Diilhami Bencana Kebakaran
Inilah masjid yg hadir selaku upaya untuk “membersihkan” noda masyarakat akhir dekadensi moral. Kisahnya ialah selaku berikut. Kota Bantaeng di Sulawesi Selatan pada tahun 1921 ditimpa petaka kebakaran yg dahsyat & menyeramkan, mengkonsumsi korban harta benda & jiwa yg tak sedikit jumlahnya.
Bukan cuma ternak yg ikut mati terbakar, bahkan ratusan jiwa manusia terbang sebab kebakaran dahsyat itu. Peristiwa menyeramkan itu oleh orang tua-orang renta yg masih hidup disebut selaku Akkarena Bantaeng, artinya ‘terbakarnya banteng’.
Konon, kebakaran dahsyat itu merupakan bala karena masya¬rakatnya sudah tak mengindahkan fatwa agama (Islam). Mereka bergelimang dlm banyak sekali kemaksiatan, seperti berjudi, sabung ayam, minum-minuman keras, & lain-lain. Tatkala ada seorang mubaligyang mengajak mereka agar kembali ke jalan Tuhan, si mubalig tadi malah dianiaya.
Entah bagaimana nasib si mubalig tadi, yg jelas sehabis itu kota Bantaeng dilanda trend panas berkepanjangan. Karena panas yg begitu luar biasa sampai-hingga pergesekan batang bambu saja sudah mampu memercikkan api. Mungkin berawal dr sinilah kebakaran mahir itu. Menurut dongeng para tetua, sumber terjadinya kebakaran tersebut berasal dr kampung Tangnga-Tangnga yg kemudian menyebar ke seluruh kota Bantaeng.

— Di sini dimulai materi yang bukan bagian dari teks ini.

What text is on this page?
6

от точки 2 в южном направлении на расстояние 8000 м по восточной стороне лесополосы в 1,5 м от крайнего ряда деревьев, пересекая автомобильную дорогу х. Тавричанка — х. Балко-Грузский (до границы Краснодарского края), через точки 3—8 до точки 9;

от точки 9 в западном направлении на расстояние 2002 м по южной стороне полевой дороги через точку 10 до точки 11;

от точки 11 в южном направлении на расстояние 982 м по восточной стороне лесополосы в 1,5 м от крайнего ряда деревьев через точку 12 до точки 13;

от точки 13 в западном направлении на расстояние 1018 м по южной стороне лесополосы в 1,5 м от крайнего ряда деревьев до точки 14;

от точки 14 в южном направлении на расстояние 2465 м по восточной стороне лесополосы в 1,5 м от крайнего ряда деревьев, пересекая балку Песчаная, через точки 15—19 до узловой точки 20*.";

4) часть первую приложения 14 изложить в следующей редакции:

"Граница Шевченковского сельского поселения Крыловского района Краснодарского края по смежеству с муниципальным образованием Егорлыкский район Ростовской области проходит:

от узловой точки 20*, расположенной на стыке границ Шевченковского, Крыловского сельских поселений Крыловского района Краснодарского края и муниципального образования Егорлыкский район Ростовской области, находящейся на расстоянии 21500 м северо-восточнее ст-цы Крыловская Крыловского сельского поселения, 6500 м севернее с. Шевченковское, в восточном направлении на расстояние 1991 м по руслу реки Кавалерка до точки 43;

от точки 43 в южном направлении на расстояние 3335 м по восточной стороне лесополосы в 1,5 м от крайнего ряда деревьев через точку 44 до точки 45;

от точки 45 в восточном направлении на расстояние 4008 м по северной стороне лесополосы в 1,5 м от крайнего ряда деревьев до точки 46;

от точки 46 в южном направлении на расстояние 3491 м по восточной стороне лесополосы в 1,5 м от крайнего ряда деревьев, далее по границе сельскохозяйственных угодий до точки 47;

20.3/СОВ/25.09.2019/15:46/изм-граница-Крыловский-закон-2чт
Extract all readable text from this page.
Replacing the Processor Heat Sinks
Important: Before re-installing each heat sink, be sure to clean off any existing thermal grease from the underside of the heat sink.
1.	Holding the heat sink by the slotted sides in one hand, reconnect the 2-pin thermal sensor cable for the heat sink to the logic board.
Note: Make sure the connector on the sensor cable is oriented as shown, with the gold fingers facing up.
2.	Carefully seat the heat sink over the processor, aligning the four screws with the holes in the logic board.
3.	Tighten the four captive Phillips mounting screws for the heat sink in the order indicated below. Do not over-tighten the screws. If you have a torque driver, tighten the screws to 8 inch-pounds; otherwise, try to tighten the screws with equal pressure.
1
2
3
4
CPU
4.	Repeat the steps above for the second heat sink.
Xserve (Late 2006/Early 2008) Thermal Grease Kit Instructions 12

Akibat peristiwa tersebut menjadikan kemiskinan & kesengsaraan di golongan penduduk, & yg paling mencicipi penderitaan adalah penduduk kampung Tangnga-Tangnga.
Empat tahun sesudah insiden itu, yakni tahun 1925, diadakan musyawarah para pemuka penduduk kota Bantaeng. Ketua kota Pallawa & Katto Tangnga-Tangnga dijabat oleh Sainong telah setuju untuk membangun langgar (mushala) sebagai daerah training untuk mengembalikan mental penduduk yg sudah rusak tersebut menjadi insan yg beradab & berakhlak luhur.
Maka, atas dasar janji itu, pada tahun 1925 dimulailah pembangunan langgar itu. Dalam perkembangan selanjutnya, langgar ini mengalami perkembangan yg cukup pesat, & oleh karenanya di¬anggap sudah waktunya untuk dikembangkan menjadi masjid. Maka, atas janji seluruh pemuka penduduk , langgar tersebut di¬memutuskan menjadi masjid dgn konsekuensi memperluas bangunan fisiknya. Dan, sehabis selesai maka masjid itu diberi nama al-Jami’atul Khairiyah, artinya ‘bersatu padu dlm kebaikan’.
Sengaja diberi nama seperi itu dgn keinginan supaya lewat pelatihan yg kontinu (tetap) kerusakan moral penduduk mampu diubah menjadi lebih baik. Semoga.